Prosser Diann J, Wu Junxi, Ellis Erle C, Gale Fred, Van Boeckel Thomas P, Wint William, Robinson Tim, Xiao Xiangming, Gilbert Marius
United States Geological Survey, Patuxent Wildlife Research Center, Baltimore Avenue 10300, Beltsville, MD 20705; and University of Maryland, College Park, MD, 20740 USA.
Agric Ecosyst Environ. 2011 May 1;141(3-4):381-389. doi: 10.1016/j.agee.2011.04.002.

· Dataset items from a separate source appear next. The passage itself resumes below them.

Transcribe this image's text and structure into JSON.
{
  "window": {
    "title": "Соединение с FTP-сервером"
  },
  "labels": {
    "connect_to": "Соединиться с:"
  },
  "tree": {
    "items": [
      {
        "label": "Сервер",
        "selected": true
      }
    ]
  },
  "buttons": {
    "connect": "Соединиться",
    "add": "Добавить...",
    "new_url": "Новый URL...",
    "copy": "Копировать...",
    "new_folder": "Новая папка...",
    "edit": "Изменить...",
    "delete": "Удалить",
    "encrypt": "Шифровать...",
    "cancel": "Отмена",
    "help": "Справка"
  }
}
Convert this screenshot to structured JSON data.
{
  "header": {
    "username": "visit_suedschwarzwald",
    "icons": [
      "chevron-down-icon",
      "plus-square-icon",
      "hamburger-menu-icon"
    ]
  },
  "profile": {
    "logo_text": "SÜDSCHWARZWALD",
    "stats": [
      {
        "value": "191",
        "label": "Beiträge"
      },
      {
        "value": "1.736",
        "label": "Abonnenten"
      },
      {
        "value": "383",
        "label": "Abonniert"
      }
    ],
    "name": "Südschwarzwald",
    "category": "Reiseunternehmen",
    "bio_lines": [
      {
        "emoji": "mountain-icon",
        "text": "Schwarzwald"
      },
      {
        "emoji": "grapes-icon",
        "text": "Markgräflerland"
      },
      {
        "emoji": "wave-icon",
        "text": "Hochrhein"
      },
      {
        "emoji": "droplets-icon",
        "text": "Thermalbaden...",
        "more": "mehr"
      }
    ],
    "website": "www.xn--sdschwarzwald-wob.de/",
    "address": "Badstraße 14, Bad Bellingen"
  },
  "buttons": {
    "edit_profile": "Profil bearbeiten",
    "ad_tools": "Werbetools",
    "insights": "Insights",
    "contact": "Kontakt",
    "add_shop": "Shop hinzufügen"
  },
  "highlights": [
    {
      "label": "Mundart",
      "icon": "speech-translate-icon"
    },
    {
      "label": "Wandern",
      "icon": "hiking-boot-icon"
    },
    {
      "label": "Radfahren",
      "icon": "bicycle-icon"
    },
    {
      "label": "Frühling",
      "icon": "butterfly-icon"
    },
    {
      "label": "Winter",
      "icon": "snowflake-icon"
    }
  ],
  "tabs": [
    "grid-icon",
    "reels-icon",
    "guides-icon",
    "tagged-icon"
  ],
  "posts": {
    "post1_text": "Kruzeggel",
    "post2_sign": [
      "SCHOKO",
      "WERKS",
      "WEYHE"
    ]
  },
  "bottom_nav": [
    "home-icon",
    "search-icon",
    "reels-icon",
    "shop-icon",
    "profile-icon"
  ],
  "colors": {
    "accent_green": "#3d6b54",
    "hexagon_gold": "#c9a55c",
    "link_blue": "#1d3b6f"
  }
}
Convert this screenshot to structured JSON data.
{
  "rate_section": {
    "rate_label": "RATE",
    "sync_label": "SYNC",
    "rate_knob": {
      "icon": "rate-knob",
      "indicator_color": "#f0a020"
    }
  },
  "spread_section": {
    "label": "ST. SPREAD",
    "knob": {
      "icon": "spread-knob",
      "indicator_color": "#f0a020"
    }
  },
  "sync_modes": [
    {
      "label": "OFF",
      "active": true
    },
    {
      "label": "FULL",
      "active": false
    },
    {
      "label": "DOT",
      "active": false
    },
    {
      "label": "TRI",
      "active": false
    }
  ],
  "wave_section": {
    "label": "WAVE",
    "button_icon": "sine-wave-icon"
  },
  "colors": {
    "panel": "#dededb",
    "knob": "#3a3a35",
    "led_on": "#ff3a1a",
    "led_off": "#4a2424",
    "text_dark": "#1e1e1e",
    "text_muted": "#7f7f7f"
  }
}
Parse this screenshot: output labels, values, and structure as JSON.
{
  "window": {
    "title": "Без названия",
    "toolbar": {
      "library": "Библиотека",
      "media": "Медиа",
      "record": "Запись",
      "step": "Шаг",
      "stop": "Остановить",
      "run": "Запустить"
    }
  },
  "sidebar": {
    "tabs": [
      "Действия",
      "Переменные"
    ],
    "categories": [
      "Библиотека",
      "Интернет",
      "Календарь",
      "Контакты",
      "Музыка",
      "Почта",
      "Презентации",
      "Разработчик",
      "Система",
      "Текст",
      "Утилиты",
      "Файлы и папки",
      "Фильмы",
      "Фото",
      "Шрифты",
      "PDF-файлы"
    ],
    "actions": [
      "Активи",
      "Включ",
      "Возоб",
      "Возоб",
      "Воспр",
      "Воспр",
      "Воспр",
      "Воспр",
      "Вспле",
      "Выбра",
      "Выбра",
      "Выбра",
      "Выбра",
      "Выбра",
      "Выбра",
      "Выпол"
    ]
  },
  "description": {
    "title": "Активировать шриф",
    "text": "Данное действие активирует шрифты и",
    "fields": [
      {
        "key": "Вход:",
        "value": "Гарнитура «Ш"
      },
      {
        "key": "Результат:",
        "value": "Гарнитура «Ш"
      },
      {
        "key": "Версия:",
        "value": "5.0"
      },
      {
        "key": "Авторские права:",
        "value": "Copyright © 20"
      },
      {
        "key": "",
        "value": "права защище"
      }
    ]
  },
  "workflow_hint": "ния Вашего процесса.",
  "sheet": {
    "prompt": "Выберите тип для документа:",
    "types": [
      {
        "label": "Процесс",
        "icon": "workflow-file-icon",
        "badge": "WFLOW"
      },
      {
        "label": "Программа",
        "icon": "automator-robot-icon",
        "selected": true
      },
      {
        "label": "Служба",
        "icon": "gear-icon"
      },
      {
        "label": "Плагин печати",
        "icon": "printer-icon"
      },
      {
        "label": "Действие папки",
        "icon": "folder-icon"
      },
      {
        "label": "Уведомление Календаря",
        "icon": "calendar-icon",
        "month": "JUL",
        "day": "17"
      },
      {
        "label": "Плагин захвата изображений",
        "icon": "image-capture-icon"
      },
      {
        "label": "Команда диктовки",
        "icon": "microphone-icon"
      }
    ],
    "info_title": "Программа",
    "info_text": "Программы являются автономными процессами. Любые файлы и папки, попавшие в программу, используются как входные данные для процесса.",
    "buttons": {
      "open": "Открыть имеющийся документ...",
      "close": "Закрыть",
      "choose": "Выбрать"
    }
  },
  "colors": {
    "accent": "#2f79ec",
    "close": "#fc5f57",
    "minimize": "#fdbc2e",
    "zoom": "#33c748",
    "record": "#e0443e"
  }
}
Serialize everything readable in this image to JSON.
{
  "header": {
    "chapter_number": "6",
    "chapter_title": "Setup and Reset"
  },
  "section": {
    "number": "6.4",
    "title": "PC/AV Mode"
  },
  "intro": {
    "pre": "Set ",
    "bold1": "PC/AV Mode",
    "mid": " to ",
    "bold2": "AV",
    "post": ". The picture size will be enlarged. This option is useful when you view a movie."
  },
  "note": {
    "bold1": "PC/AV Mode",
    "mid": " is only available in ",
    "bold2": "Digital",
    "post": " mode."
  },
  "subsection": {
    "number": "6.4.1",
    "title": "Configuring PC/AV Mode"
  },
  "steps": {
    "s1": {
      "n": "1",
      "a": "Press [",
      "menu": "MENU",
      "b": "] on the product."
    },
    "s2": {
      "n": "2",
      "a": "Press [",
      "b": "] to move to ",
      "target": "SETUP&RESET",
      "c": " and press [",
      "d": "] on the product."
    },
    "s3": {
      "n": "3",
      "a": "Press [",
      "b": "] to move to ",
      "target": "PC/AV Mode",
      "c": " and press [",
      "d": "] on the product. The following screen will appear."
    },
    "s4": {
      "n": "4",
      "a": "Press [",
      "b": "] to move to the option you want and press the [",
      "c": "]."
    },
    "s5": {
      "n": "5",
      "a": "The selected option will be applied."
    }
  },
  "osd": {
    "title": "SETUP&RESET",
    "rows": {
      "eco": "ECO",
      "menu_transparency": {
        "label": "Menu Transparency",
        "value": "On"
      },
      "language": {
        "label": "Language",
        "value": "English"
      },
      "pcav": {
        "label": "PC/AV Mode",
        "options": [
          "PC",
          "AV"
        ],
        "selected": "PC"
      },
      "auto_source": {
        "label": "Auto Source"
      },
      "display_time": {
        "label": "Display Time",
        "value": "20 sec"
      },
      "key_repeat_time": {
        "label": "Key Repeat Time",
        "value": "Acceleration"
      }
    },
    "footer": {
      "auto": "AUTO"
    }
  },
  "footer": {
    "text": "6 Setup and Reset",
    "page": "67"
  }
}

Global concerns over the emergence of zoonotic pandemics emphasize the need for high-resolution population distribution mapping and spatial modelling. Ongoing efforts to model disease risk in China have been hindered by a lack of available species level distribution maps for poultry. The goal of this study was to develop 1 km resolution population density models for China's chickens, ducks, and geese. We used an information theoretic approach to predict poultry densities based on statistical relationships between poultry census data and high-resolution agro-ecological predictor variables. Model predictions were validated by comparing goodness of fit measures (root mean square error and correlation coefficient) for observed and predicted values for ¼ of the sample data which was not used for model training. Final output included mean and coefficient of variation maps for each species. We tested the quality of models produced using three predictor datasets and 4 regional stratification methods. For predictor variables, a combination of traditional predictors for livestock mapping and land use predictors produced the best goodness of fit scores. Comparison of regional stratifications indicated that for chickens and ducks, a stratification based on livestock production systems produced the best results; for geese, an agro-ecological stratification produced best results. However, for all species, each method of regional stratification produced significantly better goodness of fit scores than the global model. Here we provide descriptive methods, analytical comparisons, and model output for China's first high resolution, species level poultry distribution maps. Output will be made available to the scientific and public community for use in a wide range of applications from epidemiological studies to livestock policy and management initiatives.
全球对人畜共患大流行病出现的担忧凸显了高分辨率种群分布绘图和空间建模的必要性。在中国,由于缺乏可用的家禽物种水平分布图,建模疾病风险的工作一直受到阻碍。本研究的目标是为中国的鸡、鸭和鹅开发分辨率为1公里的种群密度模型。我们采用信息论方法,根据家禽普查数据与高分辨率农业生态预测变量之间的统计关系来预测家禽密度。通过比较未用于模型训练的四分之一样本数据的观测值和预测值的拟合优度指标(均方根误差和相关系数)来验证模型预测。最终输出包括每个物种的均值和变异系数图。我们测试了使用三个预测数据集和四种区域分层方法生成的模型质量。对于预测变量,用于牲畜绘图的传统预测变量和土地利用预测变量的组合产生了最佳的拟合优度分数。区域分层比较表明,对于鸡和鸭,基于牲畜生产系统的分层产生了最佳结果;对于鹅,农业生态分层产生了最佳结果。然而,对于所有物种,每种区域分层方法产生的拟合优度分数都明显优于全局模型。在此,我们提供了中国首张高分辨率、物种水平家禽分布图的描述方法、分析比较和模型输出。输出结果将提供给科学界和公众,用于从流行病学研究到牲畜政策及管理举措等广泛的应用。